Indonesia, seperti yang kita kenal, adalah negara kesatuan. Artinya, seluruh wilayahnya dikelola oleh satu pemerintahan pusat yang berdaulat. Dari Sabang sampai Merauke, kekuasaan tertinggi berada di tangan pemerintah pusat, meskipun daerah punya otonomi untuk mengatur urusannya sendiri. Dalam sistem ini, tidak ada entitas daerah yang disebut "negara bagian" karena hanya ada satu negara utuh yang utuh dan bulat.

Negara kesatuan seperti Indonesia memiliki struktur pemerintahan yang terpusat. Meskipun ada daerah tingkat I, II, atau kabupaten/kota, semuanya tetap berada di bawah kendali pusat. Keputusan besar—seperti pertahanan, luar negeri, dan keuangan nasional—ditentukan oleh pemerintah pusat, bukan daerah.

Di sisi lain, negara federal adalah negara yang terbentuk dari beberapa negara kecil atau daerah yang dulunya berdiri sendiri. Mereka kemudian menyepakati untuk bersatu dalam satu ikatan dan membentuk sebuah negara baru. Contohnya Amerika Serikat, yang terdiri dari 50 negara bagian.
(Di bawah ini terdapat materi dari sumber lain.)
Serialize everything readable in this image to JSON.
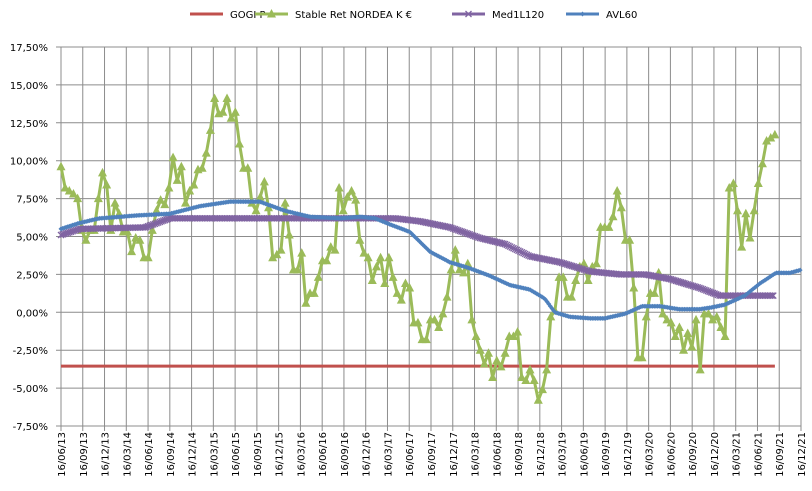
{
  "chart_data": {
    "type": "line",
    "title": "",
    "xlabel": "",
    "ylabel": "",
    "ylim": [
      -7.5,
      17.5
    ],
    "y_ticks": [
      "17,50%",
      "15,00%",
      "12,50%",
      "10,00%",
      "7,50%",
      "5,00%",
      "2,50%",
      "0,00%",
      "-2,50%",
      "-5,00%",
      "-7,50%"
    ],
    "y_tick_values": [
      17.5,
      15,
      12.5,
      10,
      7.5,
      5,
      2.5,
      0,
      -2.5,
      -5,
      -7.5
    ],
    "x_ticks": [
      "16/06/13",
      "16/09/13",
      "16/12/13",
      "16/03/14",
      "16/06/14",
      "16/09/14",
      "16/12/14",
      "16/03/15",
      "16/06/15",
      "16/09/15",
      "16/12/15",
      "16/03/16",
      "16/06/16",
      "16/09/16",
      "16/12/16",
      "16/03/17",
      "16/06/17",
      "16/09/17",
      "16/12/17",
      "16/03/18",
      "16/06/18",
      "16/09/18",
      "16/12/18",
      "16/03/19",
      "16/06/19",
      "16/09/19",
      "16/12/19",
      "16/03/20",
      "16/06/20",
      "16/09/20",
      "16/12/20",
      "16/03/21",
      "16/06/21",
      "16/09/21",
      "16/12/21"
    ],
    "x_unit": "quarter index from 16/06/13",
    "grid": true,
    "legend_placement": "top",
    "series": [
      {
        "name": "GOGI P",
        "color": "#C0504D",
        "marker": "none",
        "points": [
          [
            0,
            -3.55
          ],
          [
            32.8,
            -3.55
          ]
        ]
      },
      {
        "name": "Stable Ret NORDEA K €",
        "color": "#9BBB59",
        "marker": "triangle",
        "x_range": [
          0,
          32.8
        ],
        "values": [
          9.6,
          8.2,
          8.0,
          7.8,
          7.5,
          5.4,
          4.75,
          5.4,
          5.4,
          7.5,
          9.2,
          8.4,
          5.4,
          7.2,
          6.5,
          5.3,
          5.3,
          4.0,
          4.9,
          4.75,
          3.6,
          3.6,
          5.4,
          6.7,
          7.4,
          7.1,
          8.2,
          10.2,
          8.7,
          9.6,
          7.2,
          8.0,
          8.4,
          9.4,
          9.5,
          10.5,
          12.0,
          14.1,
          13.1,
          13.2,
          14.1,
          12.8,
          13.2,
          11.1,
          9.5,
          9.5,
          7.2,
          6.7,
          7.6,
          8.6,
          6.9,
          3.6,
          3.8,
          4.1,
          7.2,
          5.1,
          2.8,
          2.8,
          3.9,
          0.6,
          1.25,
          1.25,
          2.3,
          3.4,
          3.4,
          4.3,
          4.1,
          8.2,
          6.7,
          7.6,
          8.0,
          7.4,
          4.75,
          3.9,
          3.6,
          2.1,
          3.0,
          3.6,
          1.9,
          3.6,
          2.3,
          1.25,
          0.8,
          1.9,
          1.6,
          -0.7,
          -0.7,
          -1.8,
          -1.8,
          -0.5,
          -0.5,
          -1.0,
          -0.1,
          1.0,
          2.8,
          4.1,
          2.8,
          2.6,
          3.2,
          -0.5,
          -1.6,
          -2.5,
          -3.4,
          -2.7,
          -4.3,
          -3.2,
          -3.6,
          -2.7,
          -1.6,
          -1.6,
          -1.3,
          -4.3,
          -4.5,
          -3.8,
          -4.5,
          -5.8,
          -5.1,
          -3.8,
          -0.3,
          0.1,
          2.3,
          2.3,
          1.0,
          1.0,
          2.1,
          3.0,
          3.2,
          2.1,
          3.0,
          3.2,
          5.6,
          5.6,
          5.6,
          6.3,
          8.0,
          6.9,
          4.75,
          4.75,
          1.6,
          -3.0,
          -3.0,
          -0.3,
          1.25,
          1.25,
          2.6,
          -0.1,
          -0.5,
          -0.7,
          -1.6,
          -1.0,
          -2.5,
          -1.4,
          -2.3,
          -0.5,
          -3.8,
          -0.1,
          -0.1,
          -0.5,
          -0.3,
          -1.0,
          -1.6,
          8.2,
          8.5,
          6.7,
          4.3,
          6.5,
          4.9,
          6.7,
          8.5,
          9.8,
          11.3,
          11.5,
          11.7
        ]
      },
      {
        "name": "Med1L120",
        "color": "#8064A2",
        "marker": "x",
        "points": [
          [
            0,
            5.1
          ],
          [
            0.87,
            5.5
          ],
          [
            3.86,
            5.6
          ],
          [
            5.0,
            6.2
          ],
          [
            15.34,
            6.2
          ],
          [
            16.5,
            6.0
          ],
          [
            17.87,
            5.6
          ],
          [
            19.25,
            4.9
          ],
          [
            20.4,
            4.5
          ],
          [
            21.54,
            3.7
          ],
          [
            22.92,
            3.3
          ],
          [
            24.3,
            2.7
          ],
          [
            25.68,
            2.5
          ],
          [
            26.83,
            2.5
          ],
          [
            27.97,
            2.2
          ],
          [
            29.35,
            1.6
          ],
          [
            30.27,
            1.1
          ],
          [
            32.8,
            1.1
          ]
        ]
      },
      {
        "name": "AVL60",
        "color": "#4F81BD",
        "marker": "diamond",
        "points": [
          [
            0,
            5.5
          ],
          [
            0.87,
            5.9
          ],
          [
            1.79,
            6.2
          ],
          [
            3.63,
            6.4
          ],
          [
            5.0,
            6.5
          ],
          [
            6.38,
            7.0
          ],
          [
            7.76,
            7.3
          ],
          [
            9.13,
            7.3
          ],
          [
            10.28,
            6.7
          ],
          [
            11.44,
            6.3
          ],
          [
            12.82,
            6.2
          ],
          [
            13.74,
            6.3
          ],
          [
            14.43,
            6.2
          ],
          [
            15.11,
            5.8
          ],
          [
            16.03,
            5.3
          ],
          [
            16.95,
            4.0
          ],
          [
            17.87,
            3.3
          ],
          [
            18.79,
            2.9
          ],
          [
            19.71,
            2.4
          ],
          [
            20.62,
            1.8
          ],
          [
            21.54,
            1.5
          ],
          [
            22.23,
            0.9
          ],
          [
            22.69,
            0.0
          ],
          [
            23.38,
            -0.3
          ],
          [
            24.3,
            -0.4
          ],
          [
            24.99,
            -0.4
          ],
          [
            25.91,
            -0.1
          ],
          [
            26.69,
            0.4
          ],
          [
            27.51,
            0.4
          ],
          [
            28.43,
            0.2
          ],
          [
            29.35,
            0.2
          ],
          [
            29.81,
            0.3
          ],
          [
            30.5,
            0.5
          ],
          [
            31.42,
            1.1
          ],
          [
            32.11,
            1.9
          ],
          [
            32.85,
            2.6
          ],
          [
            33.49,
            2.6
          ],
          [
            34,
            2.8
          ]
        ]
      }
    ]
  }
}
Setiap negara bagian memiliki pemerintahan sendiri, konstitusi sendiri, bahkan kekuasaan untuk membuat undang-undang, selama tidak bertentangan dengan konstitusi federal.

Perbedaan utama terletak pada pembagian kekuasaan. Dalam sistem federal, kekuasaan dibagi antara pemerintah pusat dan pemerintah daerah. Sedangkan dalam negara kesatuan seperti Indonesia, kekuasaan penuh berada di tangan pusat, meskipun ada desentralisasi.

Memahami perbedaan ini membantu kita lebih menghargai sistem yang dianut oleh suatu negara, termasuk pilihan Indonesia untuk tetap menjadi negara kesatuan demi menjaga persatuan dan kesatuan bangsa.